= William Wilding Galloway =

English businessman (1854–1936)

William Wilding Galloway (30 March 1854 – 27 September 1936) was an English businessman who made his fortune in the cotton industry. He was President of Horrockses Crewdson and Co., a Preston, Lancashire, firm of cotton manufacturers and pattern makers. When he died he was living at Bilsborrow Hall, near Preston. His father was George Galloway, also of Preston.

In his will, Galloway left an estate of over £570,000 (£ as of ), and gave specific legacies of £10,000 to establish a "William Galloway Employees Benefits fund" for employees of Horrockses and their dependents; £10,000 to the Preston and Lancashire Queen Victoria Royal Infirmary, £10,000 for "a Galloway charity for the poor and needy of Preston", several smaller charitable donations and the residue of his estate after other legacies "for such charitable institutions within five miles of Preston as his trustees may select".

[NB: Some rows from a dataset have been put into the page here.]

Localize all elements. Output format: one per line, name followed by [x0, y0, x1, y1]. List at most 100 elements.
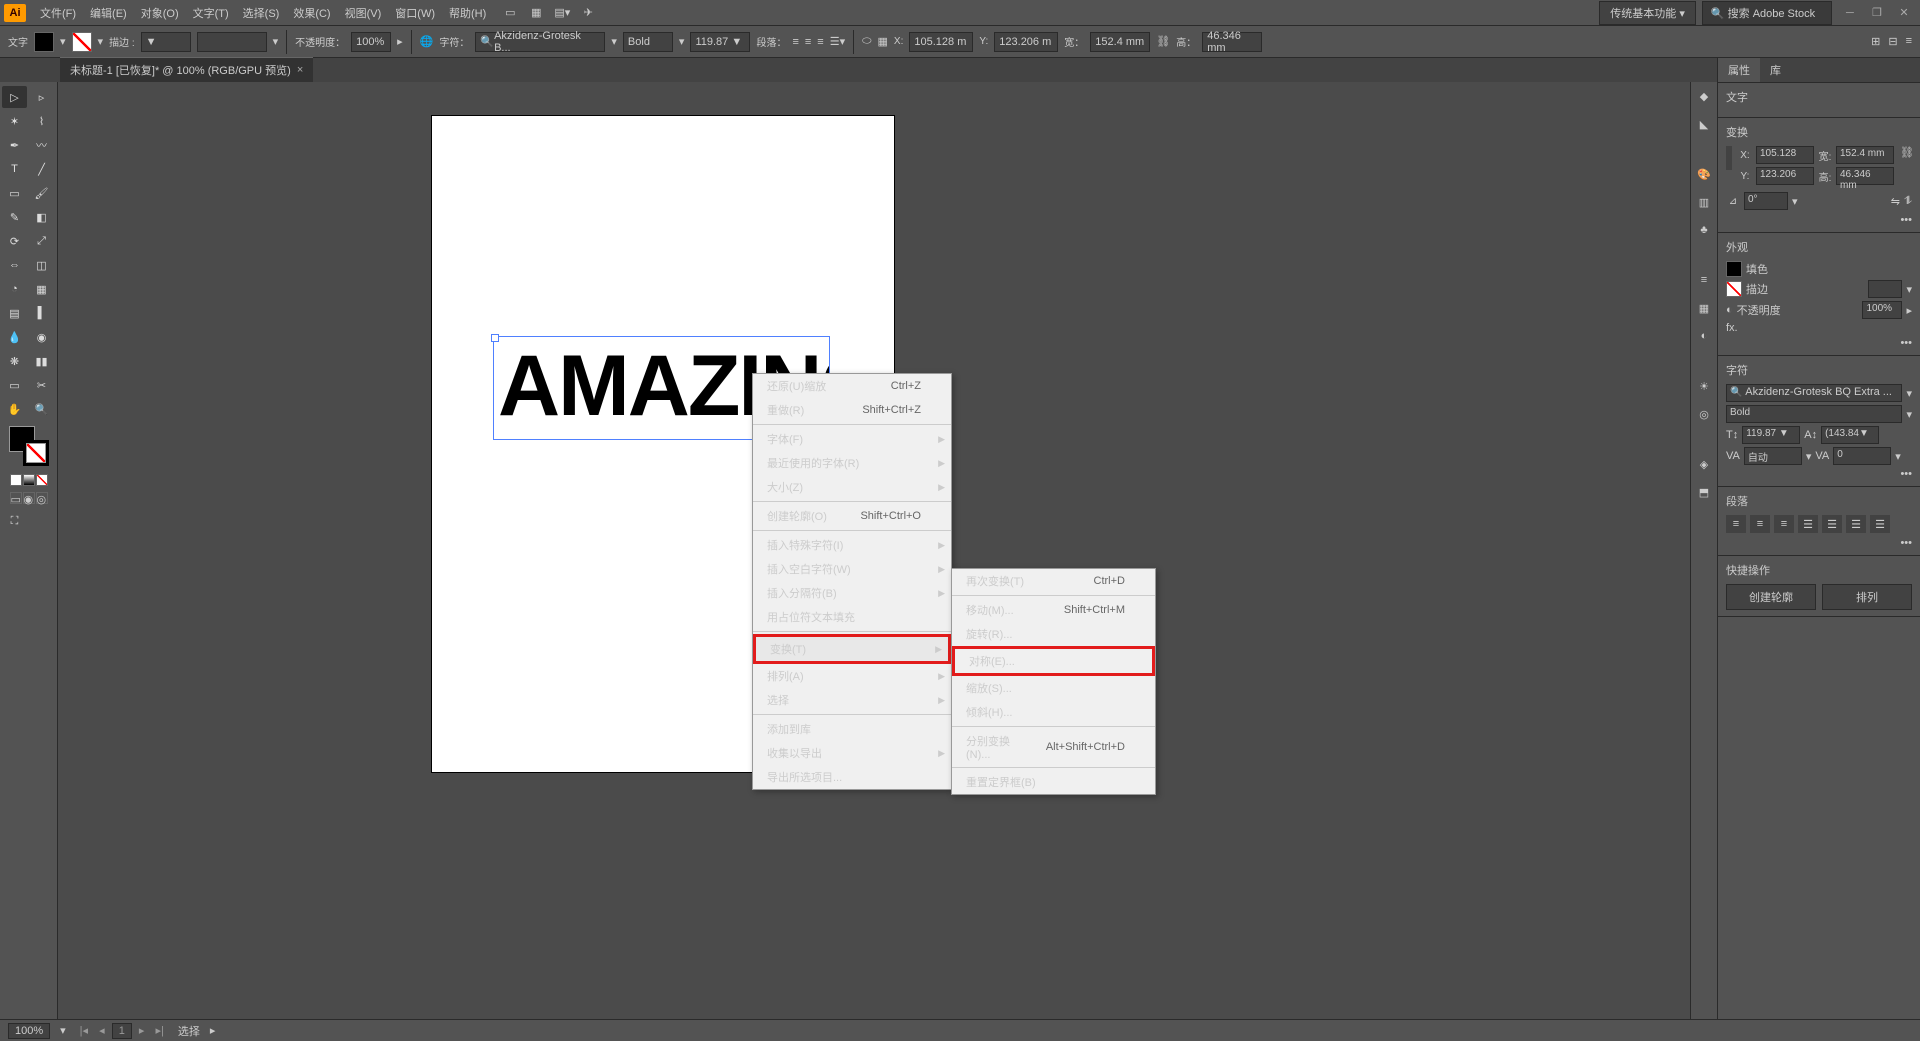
prop-y[interactable]: 123.206 [1756, 167, 1814, 185]
menu-edit[interactable]: 编辑(E) [84, 2, 133, 24]
type-tool[interactable]: T [2, 158, 27, 180]
ctx-item[interactable]: 收集以导出 [753, 741, 951, 765]
screen-mode[interactable]: ▭ [10, 492, 22, 504]
prop-weight[interactable]: Bold [1726, 405, 1902, 423]
scale-tool[interactable]: ⤢ [29, 230, 54, 252]
ctx-item[interactable]: 创建轮廓(O)Shift+Ctrl+O [753, 504, 951, 528]
libraries-icon[interactable]: ◣ [1694, 114, 1714, 134]
stroke-weight[interactable]: ▼ [141, 32, 191, 52]
h-field[interactable]: 46.346 mm [1202, 32, 1262, 52]
brush-tool[interactable]: 🖌 [29, 182, 54, 204]
first-icon[interactable]: |◂ [76, 1025, 92, 1037]
shape-builder-tool[interactable]: ◔ [2, 278, 27, 300]
panel-icon[interactable]: ⊟ [1888, 35, 1897, 48]
quick-arrange-btn[interactable]: 排列 [1822, 584, 1912, 610]
font-family[interactable]: 🔍 Akzidenz-Grotesk B... [475, 32, 605, 52]
gradient-panel-icon[interactable]: ▦ [1694, 298, 1714, 318]
next-icon[interactable]: ▸ [135, 1025, 149, 1037]
colorguide-icon[interactable]: ▥ [1694, 192, 1714, 212]
ctx-item[interactable]: 字体(F) [753, 427, 951, 451]
para-align-left[interactable]: ≡ [1726, 515, 1746, 533]
tab-libraries[interactable]: 库 [1760, 58, 1791, 82]
artboard-tool[interactable]: ▭ [2, 374, 27, 396]
fill-swatch[interactable] [34, 32, 54, 52]
none-mode[interactable] [36, 474, 48, 486]
prop-stroke-swatch[interactable] [1726, 281, 1742, 297]
magic-wand-tool[interactable]: ✶ [2, 110, 27, 132]
last-icon[interactable]: ▸| [152, 1025, 168, 1037]
draw-mode[interactable]: ◎ [36, 492, 48, 504]
gradient-tool[interactable]: ▌ [29, 302, 54, 324]
pen-tool[interactable]: ✒ [2, 134, 27, 156]
zoom-tool[interactable]: 🔍 [29, 398, 54, 420]
stock-search[interactable]: 🔍 搜索 Adobe Stock [1702, 1, 1832, 25]
ctx-item[interactable]: 插入分隔符(B) [753, 581, 951, 605]
send-icon[interactable]: ✈ [580, 5, 596, 21]
prefs-icon[interactable]: ⊞ [1871, 35, 1880, 48]
lasso-tool[interactable]: ⌇ [29, 110, 54, 132]
flip-h-icon[interactable]: ⇋ [1891, 195, 1900, 208]
status-arrow-icon[interactable]: ▸ [210, 1024, 216, 1037]
direct-select-tool[interactable]: ▹ [29, 86, 54, 108]
selection-tool[interactable]: ▷ [2, 86, 27, 108]
blend-tool[interactable]: ◉ [29, 326, 54, 348]
stroke-icon[interactable]: ≡ [1694, 270, 1714, 290]
curvature-tool[interactable]: 〰 [29, 134, 54, 156]
maximize-icon[interactable]: ❐ [1865, 3, 1889, 21]
prop-angle[interactable]: 0° [1744, 192, 1788, 210]
align-right-icon[interactable]: ≡ [817, 36, 823, 48]
graph-tool[interactable]: ▮▮ [29, 350, 54, 372]
symbol-spray-tool[interactable]: ❋ [2, 350, 27, 372]
menu-effect[interactable]: 效果(C) [287, 2, 336, 24]
ctx-item[interactable]: 分别变换(N)...Alt+Shift+Ctrl+D [952, 729, 1155, 765]
menu-help[interactable]: 帮助(H) [443, 2, 492, 24]
close-icon[interactable]: ✕ [1892, 3, 1916, 21]
ctx-item[interactable]: 对称(E)... [952, 646, 1155, 676]
prop-fill-swatch[interactable] [1726, 261, 1742, 277]
brush-def[interactable] [197, 32, 267, 52]
color-icon[interactable]: 🎨 [1694, 164, 1714, 184]
tab-close-icon[interactable]: × [297, 64, 303, 76]
more-opts-icon-2[interactable]: ••• [1726, 337, 1912, 349]
quick-outline-btn[interactable]: 创建轮廓 [1726, 584, 1816, 610]
edit-mode[interactable]: ◉ [23, 492, 35, 504]
menu-type[interactable]: 文字(T) [187, 2, 235, 24]
mesh-tool[interactable]: ▤ [2, 302, 27, 324]
appearance-icon[interactable]: ☀ [1694, 376, 1714, 396]
ctx-item[interactable]: 再次变换(T)Ctrl+D [952, 569, 1155, 593]
gradient-mode[interactable] [23, 474, 35, 486]
asset-export-icon[interactable]: ⬒ [1694, 482, 1714, 502]
para-align-right[interactable]: ≡ [1774, 515, 1794, 533]
ctx-item[interactable]: 添加到库 [753, 717, 951, 741]
slice-tool[interactable]: ✂ [29, 374, 54, 396]
y-field[interactable]: 123.206 m [994, 32, 1058, 52]
ctx-item[interactable]: 插入空白字符(W) [753, 557, 951, 581]
ctx-item[interactable]: 变换(T) [753, 634, 951, 664]
properties-icon[interactable]: ◆ [1694, 86, 1714, 106]
para-align-center[interactable]: ≡ [1750, 515, 1770, 533]
screenmode-tool[interactable]: ⛶ [2, 510, 27, 532]
prop-font[interactable]: 🔍 Akzidenz-Grotesk BQ Extra ... [1726, 384, 1902, 402]
ctx-item[interactable]: 导出所选项目... [753, 765, 951, 789]
workspace-switcher[interactable]: 传统基本功能 ▾ [1599, 1, 1696, 25]
swatches-icon[interactable]: ♣ [1694, 220, 1714, 240]
minimize-icon[interactable]: ─ [1838, 4, 1862, 22]
ctx-item[interactable]: 用占位符文本填充 [753, 605, 951, 629]
menu-object[interactable]: 对象(O) [135, 2, 185, 24]
fx-label[interactable]: fx. [1726, 322, 1738, 334]
eyedropper-tool[interactable]: 💧 [2, 326, 27, 348]
align-center-icon[interactable]: ≡ [805, 36, 811, 48]
ctx-item[interactable]: 缩放(S)... [952, 676, 1155, 700]
width-tool[interactable]: ⇔ [2, 254, 27, 276]
free-transform-tool[interactable]: ◫ [29, 254, 54, 276]
color-mode[interactable] [10, 474, 22, 486]
link-wh-icon[interactable]: ⛓ [1900, 146, 1914, 188]
ctx-item[interactable]: 还原(U)缩放Ctrl+Z [753, 374, 951, 398]
menu-window[interactable]: 窗口(W) [389, 2, 441, 24]
ctx-item[interactable]: 插入特殊字符(I) [753, 533, 951, 557]
prop-kerning[interactable]: 自动 [1744, 447, 1802, 465]
ctx-item[interactable]: 重置定界框(B) [952, 770, 1155, 794]
shaper-tool[interactable]: ✎ [2, 206, 27, 228]
ctx-item[interactable]: 倾斜(H)... [952, 700, 1155, 724]
eraser-tool[interactable]: ◧ [29, 206, 54, 228]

The Galloway's Society for the Blind (formerly the Preston and North Lancashire Blind Welfare Society) received £10,000 from his estate for the purchase of a building, Howick House, which became the "Galloway Home for the Blind" and is still the society's headquarters. The society renamed itself in 2000 to avoid its cumbersome former name and honour its greatest benefactor. Other local institutions which carry his name include the William Wilding Galloway Hall in Preston, the William Wilding Galloway Fund for the Provision of a Church Worker (a charity with the objects: "To engage and employ some suitable person or persons to minister to the needs of poor persons resident in the Borough of Preston", registered charity no. 250914) and the T.S. Galloway base of the Preston Sea Cadets.